I shrugged. “It was her idea, not mine. But since she’s the one who gets rid of most of the bodies, it was her call.”

“And why isn’t Sophia here tonight to help us with this guy?”

I shrugged again. “Because there was some James Bond film festival that she wanted to go to, so she took the night off. Now, come on. Enough stalling. Let’s go.”

“Why do I have to grab his shoulders?” Finn whined again. “That’s where all the blood is.”

I eyed his ruined jacket and shirt. “At this point, I don’t think it much matters, do you?”

Finn glanced down at the smears of red on his chest.

“No, I suppose it doesn’t.”

He grumbled and let out a few put-upon sighs, but he eventually leaned down and took hold of the dead guy’s shoulders, while I grabbed his ankles. So far, we’d moved the guy from the storefront of the Pork Pit, through the rear of the restaurant, and outside. This time, we slowly shuffled away from the back door of the Pit and down the alley.

Finn and I had moved bodies before, but the fact that this dead guy was a seven-foot-tall giant with a strong, muscled figure made him a little heavier than most, and we stopped at the end of the alley to take another break.

I wiped the sweat off my forehead and stared down at the dead guy.
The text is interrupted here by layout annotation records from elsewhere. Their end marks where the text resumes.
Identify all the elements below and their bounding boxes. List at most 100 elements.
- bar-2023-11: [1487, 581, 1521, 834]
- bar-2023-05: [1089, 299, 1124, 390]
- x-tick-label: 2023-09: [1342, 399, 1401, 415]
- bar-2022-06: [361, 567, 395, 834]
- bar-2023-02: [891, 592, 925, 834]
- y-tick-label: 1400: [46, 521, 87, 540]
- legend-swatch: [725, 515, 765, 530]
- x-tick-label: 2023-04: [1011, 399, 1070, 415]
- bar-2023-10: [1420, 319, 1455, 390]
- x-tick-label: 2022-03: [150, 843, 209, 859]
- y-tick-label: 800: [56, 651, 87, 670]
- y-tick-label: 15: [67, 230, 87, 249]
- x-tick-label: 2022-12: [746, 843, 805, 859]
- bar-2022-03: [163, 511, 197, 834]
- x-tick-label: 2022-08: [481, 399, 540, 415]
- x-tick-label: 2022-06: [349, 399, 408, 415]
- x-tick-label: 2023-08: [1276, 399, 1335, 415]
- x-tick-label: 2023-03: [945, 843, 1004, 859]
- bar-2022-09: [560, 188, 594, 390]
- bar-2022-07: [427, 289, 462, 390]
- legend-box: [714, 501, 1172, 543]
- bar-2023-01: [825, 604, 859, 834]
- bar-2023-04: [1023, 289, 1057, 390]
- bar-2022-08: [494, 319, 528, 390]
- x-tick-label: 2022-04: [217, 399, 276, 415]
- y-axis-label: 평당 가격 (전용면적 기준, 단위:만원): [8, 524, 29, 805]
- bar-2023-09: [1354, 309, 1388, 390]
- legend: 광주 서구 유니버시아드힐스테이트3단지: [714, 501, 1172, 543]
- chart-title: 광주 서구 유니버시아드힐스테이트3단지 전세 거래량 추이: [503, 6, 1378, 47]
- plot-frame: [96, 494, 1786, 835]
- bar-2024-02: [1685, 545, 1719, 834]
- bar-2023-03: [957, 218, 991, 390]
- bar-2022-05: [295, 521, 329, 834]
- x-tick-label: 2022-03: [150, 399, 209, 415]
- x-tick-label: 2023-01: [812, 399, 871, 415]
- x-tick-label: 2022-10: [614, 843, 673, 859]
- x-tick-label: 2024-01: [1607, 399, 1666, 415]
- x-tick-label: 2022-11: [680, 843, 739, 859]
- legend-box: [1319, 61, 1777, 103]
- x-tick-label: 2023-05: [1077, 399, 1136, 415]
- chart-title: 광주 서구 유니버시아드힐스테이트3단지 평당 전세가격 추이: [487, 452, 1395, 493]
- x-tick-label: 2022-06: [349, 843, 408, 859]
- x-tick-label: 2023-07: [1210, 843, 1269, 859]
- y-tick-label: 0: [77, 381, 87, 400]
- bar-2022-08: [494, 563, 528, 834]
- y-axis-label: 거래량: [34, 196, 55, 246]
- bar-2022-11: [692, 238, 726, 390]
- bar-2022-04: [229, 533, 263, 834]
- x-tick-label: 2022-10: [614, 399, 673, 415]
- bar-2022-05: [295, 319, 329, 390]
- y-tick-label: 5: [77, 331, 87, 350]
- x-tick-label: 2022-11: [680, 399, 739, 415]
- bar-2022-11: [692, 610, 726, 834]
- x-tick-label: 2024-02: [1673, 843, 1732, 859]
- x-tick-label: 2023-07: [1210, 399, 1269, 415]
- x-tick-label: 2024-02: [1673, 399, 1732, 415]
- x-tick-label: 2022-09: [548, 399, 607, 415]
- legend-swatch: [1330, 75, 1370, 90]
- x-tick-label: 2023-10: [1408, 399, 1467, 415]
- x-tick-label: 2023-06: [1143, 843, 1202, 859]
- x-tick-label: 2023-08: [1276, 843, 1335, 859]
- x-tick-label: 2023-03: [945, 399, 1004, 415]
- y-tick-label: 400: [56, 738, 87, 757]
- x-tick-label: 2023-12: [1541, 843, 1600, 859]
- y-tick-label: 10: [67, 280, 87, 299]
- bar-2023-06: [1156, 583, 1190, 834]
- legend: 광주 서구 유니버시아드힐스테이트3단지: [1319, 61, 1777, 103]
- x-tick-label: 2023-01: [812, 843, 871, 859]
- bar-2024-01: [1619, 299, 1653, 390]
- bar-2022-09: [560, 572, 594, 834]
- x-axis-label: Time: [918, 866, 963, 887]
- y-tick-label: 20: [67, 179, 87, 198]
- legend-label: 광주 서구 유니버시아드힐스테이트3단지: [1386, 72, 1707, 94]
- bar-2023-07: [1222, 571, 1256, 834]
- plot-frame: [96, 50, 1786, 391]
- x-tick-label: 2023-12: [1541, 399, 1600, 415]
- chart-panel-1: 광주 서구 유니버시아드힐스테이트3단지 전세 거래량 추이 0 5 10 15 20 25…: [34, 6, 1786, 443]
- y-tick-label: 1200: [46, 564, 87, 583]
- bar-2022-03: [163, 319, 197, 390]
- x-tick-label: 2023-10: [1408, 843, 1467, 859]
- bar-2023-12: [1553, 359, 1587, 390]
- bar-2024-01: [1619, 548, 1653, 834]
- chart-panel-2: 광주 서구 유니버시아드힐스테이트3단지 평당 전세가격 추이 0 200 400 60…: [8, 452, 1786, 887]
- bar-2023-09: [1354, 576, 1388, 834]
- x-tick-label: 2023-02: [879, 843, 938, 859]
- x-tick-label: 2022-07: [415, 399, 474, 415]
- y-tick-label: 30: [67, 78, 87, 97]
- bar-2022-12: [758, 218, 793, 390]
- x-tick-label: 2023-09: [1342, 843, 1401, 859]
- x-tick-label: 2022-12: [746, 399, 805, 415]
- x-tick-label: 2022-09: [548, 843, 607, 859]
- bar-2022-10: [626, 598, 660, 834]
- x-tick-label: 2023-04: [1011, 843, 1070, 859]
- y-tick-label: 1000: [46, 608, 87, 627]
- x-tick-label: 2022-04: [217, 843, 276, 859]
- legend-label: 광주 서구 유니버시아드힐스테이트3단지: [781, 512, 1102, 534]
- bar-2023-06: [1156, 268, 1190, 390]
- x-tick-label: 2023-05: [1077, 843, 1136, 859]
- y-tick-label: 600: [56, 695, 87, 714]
Half an hour ago, the giant had been sitting in a booth in the restaurant, chowing down on a double bacon cheeseburger, sweet potato fries, and a big piece of apple pie and talking to the friend he’d brought along. The two giants had been my last customers, and I’d been waiting for them to leave before I closed the restaurant for the night. The first guy had paid his bill and left without incident, but the second one had swaggered over to the cash register and handed me a fistful of one-dollar bills.